Strange Itineraries by Tim Powers lives up to its title: it’s a trip.
Tim Powers is a powerhouse fantasy novelist. He’s probably known best for his historical fantasy, and books like The Anubis Gates and Declare have won him a huge following. I think my favorite is Last Call, a book about the inspiration behind playing cards come to life, which was one of the handful of card-related stories I read as I was working on my novel, Play Dead. It taught me more about writing than it did about cards, per se. An accomplished writer of what you might call “fabulism,” Tim Powers talent is bringing the mythic and the marvelous to life while at the same time retaining a strict psychological realism, dramatizing the way characters think and feel in deeply penetrating ways, regardless of whether they’re magicians or monsters or men. The world in a Tim Powers book is marvelously unique, yet at the same time his settings are very concrete and keenly detailed and the people are undeniably just like you and me. But being “psychologically” realistic does not make Tim Powers a “realist” by any means — indeed, his mission seems to be to bend reality, and Strange Itineraries succeeds at unhinging it at every stop along the way as he takes us on a tour of some exceptionally weird landscapes and frightfully uncanny mental vistas.
Strange Itineraries collects nine fantastic tales by Tim Powers, culled from anthologies (like the mega-horror book, 999), collectible chapbooks, and familiar serials like The Magazine of Fantasy & Science Fiction and Asimov’s SF Magazine. It’s a great sampling of Powers’ talent (as well as that of James P. Blaylock, his collaborator on one third of the stories included here — almost enough to make me think he deserves to share the book’s byline). The stories range from peculiar fantasy to disturbing (but subtle) psychological horror and twisted alternate reality. Powers is not a horror writer in the strictest sense, but he can be very dark and mind-bending (and often, funny), but what really floors me is his sheer imagination. He takes risks and always pulls it off.
In his introduction, Paul di Filippo refers to this collection as a book of “haunted” stories. This is an excellent way to think of Strange Itineraries — though it is not so much a collection of “ghost stories” as it is a tour of diverse settings where things are not as they seem.
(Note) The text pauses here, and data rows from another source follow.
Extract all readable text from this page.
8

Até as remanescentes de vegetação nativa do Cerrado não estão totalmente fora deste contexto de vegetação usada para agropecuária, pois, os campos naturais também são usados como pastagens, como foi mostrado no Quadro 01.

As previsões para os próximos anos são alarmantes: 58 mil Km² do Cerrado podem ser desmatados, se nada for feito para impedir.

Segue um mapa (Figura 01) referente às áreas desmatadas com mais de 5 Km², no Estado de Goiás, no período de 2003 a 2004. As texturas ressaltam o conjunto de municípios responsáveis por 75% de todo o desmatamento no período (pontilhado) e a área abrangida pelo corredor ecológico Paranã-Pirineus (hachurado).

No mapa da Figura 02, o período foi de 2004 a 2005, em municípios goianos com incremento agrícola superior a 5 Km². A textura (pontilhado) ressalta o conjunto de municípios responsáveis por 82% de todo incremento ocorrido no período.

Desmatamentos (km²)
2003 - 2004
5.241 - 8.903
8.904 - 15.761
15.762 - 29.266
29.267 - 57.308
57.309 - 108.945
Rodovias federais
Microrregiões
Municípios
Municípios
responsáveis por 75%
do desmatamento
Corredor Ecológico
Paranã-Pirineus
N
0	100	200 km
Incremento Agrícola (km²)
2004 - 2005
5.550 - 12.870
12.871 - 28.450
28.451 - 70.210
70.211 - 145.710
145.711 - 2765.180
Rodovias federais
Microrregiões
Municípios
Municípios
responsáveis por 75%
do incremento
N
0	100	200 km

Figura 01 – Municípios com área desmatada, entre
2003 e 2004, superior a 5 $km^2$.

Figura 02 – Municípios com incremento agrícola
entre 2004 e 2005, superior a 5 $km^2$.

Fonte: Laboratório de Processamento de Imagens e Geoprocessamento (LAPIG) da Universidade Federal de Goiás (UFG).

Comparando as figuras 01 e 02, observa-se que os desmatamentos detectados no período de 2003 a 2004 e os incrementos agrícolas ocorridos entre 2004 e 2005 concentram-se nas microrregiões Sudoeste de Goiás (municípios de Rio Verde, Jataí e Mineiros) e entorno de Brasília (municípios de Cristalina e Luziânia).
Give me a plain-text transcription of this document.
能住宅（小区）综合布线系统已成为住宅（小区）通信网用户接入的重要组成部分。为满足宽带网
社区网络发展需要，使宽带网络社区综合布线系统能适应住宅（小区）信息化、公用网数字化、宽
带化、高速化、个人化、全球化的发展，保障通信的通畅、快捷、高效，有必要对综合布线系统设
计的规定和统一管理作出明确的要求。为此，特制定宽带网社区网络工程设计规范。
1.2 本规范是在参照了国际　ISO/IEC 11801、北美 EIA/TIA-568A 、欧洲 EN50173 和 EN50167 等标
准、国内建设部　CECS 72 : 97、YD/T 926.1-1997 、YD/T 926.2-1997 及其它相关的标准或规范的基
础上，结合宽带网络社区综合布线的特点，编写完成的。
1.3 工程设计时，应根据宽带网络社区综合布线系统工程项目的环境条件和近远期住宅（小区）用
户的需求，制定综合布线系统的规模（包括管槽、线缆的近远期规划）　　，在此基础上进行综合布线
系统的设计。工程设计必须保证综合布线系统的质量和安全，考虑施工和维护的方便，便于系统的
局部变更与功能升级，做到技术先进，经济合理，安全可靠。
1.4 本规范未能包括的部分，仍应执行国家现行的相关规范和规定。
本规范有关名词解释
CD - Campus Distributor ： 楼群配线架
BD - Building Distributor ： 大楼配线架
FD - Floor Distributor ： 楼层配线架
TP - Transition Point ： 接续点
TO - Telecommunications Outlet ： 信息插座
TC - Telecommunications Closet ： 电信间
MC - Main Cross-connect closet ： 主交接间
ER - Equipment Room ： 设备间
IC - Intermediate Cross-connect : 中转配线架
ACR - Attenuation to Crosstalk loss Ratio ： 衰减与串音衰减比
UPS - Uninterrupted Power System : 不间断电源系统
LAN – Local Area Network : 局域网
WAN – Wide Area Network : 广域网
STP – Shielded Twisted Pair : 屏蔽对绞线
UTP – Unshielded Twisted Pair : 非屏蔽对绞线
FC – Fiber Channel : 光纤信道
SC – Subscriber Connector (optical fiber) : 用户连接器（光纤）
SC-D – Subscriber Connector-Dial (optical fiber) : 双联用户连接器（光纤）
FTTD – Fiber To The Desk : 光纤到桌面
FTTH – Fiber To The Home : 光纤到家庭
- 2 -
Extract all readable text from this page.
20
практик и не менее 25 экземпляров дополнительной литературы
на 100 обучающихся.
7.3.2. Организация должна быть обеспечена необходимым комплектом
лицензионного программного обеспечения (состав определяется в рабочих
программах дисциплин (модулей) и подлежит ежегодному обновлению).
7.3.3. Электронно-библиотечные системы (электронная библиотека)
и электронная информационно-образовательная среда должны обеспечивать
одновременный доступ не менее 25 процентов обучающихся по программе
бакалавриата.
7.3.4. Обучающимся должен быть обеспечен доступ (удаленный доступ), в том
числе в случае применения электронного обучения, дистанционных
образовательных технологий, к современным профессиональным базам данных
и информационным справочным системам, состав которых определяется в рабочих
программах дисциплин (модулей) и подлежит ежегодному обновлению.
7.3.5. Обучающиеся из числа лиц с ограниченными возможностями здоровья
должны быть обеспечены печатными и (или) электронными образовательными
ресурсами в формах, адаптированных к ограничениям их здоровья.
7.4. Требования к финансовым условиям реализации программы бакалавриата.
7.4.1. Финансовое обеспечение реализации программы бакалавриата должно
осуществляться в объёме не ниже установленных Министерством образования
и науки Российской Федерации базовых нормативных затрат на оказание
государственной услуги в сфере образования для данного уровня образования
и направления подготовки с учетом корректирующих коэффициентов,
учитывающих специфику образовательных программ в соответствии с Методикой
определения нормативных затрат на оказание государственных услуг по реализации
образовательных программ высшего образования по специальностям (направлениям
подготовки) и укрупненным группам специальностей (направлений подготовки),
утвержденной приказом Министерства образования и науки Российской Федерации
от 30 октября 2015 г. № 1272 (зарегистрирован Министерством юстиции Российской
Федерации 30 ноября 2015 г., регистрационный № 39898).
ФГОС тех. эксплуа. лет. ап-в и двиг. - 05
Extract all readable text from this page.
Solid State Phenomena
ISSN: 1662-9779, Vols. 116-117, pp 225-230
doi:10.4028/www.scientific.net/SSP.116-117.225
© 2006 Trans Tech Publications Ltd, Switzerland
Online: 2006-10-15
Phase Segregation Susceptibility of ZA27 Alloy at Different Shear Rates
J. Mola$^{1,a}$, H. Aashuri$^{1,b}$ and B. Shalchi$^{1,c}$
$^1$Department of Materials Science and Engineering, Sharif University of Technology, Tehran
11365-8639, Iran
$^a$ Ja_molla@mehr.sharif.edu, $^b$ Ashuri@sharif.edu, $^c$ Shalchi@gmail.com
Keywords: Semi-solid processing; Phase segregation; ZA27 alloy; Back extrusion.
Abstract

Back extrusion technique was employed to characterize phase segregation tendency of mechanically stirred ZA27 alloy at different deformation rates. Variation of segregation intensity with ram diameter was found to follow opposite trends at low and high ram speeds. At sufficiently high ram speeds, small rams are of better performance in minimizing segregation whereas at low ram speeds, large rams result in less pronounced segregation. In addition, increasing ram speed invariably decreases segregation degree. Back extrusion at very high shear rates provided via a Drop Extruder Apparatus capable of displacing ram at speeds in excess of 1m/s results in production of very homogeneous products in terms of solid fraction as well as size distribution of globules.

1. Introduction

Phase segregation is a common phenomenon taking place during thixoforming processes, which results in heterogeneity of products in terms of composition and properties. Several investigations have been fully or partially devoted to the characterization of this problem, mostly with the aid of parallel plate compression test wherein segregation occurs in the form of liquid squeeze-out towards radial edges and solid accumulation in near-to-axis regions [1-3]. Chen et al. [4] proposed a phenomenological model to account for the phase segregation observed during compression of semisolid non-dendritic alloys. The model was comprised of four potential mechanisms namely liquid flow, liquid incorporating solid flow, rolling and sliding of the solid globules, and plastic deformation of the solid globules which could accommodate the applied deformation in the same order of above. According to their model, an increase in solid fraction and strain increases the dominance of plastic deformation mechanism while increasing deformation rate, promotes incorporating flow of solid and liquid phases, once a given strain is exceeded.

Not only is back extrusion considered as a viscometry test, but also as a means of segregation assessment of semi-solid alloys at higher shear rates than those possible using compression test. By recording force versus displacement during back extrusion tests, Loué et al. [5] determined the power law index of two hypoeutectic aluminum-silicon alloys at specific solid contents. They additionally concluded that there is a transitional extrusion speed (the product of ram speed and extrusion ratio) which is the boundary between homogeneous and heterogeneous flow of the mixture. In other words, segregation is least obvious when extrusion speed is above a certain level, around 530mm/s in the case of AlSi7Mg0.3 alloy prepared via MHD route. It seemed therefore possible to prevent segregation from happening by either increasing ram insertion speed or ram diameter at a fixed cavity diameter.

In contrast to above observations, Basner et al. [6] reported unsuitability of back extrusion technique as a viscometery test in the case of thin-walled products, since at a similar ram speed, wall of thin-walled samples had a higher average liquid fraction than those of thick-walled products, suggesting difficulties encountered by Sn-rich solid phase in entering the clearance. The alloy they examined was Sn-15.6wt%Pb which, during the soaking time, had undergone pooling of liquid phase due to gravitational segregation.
In the title piece, “Itinerary,” a character steps into a short circuit in space and time and Powers’ effectively loops the plot structure of this story in a way that really gets you at the end. (You’ll also learn why this book has a porcelain duck on its cover). One of the darkest tales in the collection, “Through and Through,” visits a priest with a ghost in his confessional, a specter who looks him “through and through” with surprising results. “Pat Moore” is the doppleganger story to end all doppleganger stories, where the title character encounters more Pat Moores than even Pat Moore can imagine. In “The Better Boy” — perhaps the best “magical garden” tale I’ve ever read — Powers shows what happens when a man’s “inventor’s pants” go missing and throw off his plans for the tomatoes…and so much more. The closing story, “Night Moves,” invokes the specter of death in a mind bending and sophisticated way, rife with irony. I really can’t describe these stories without either relying on gross overgeneralizations or spoiling things by giving everything away. So I’ll just stop now and say that if you’re looking for an escape, climb aboard Strange Itineraries and prepare to launch on a very bizarre tour hosted by one of the most brilliant imaginations of our day.
Strange Itineraries is available in trade paperback for $15.95 (US) from Tachyon Publications. (And congratulations to Tachyon on their tenth anniversary!)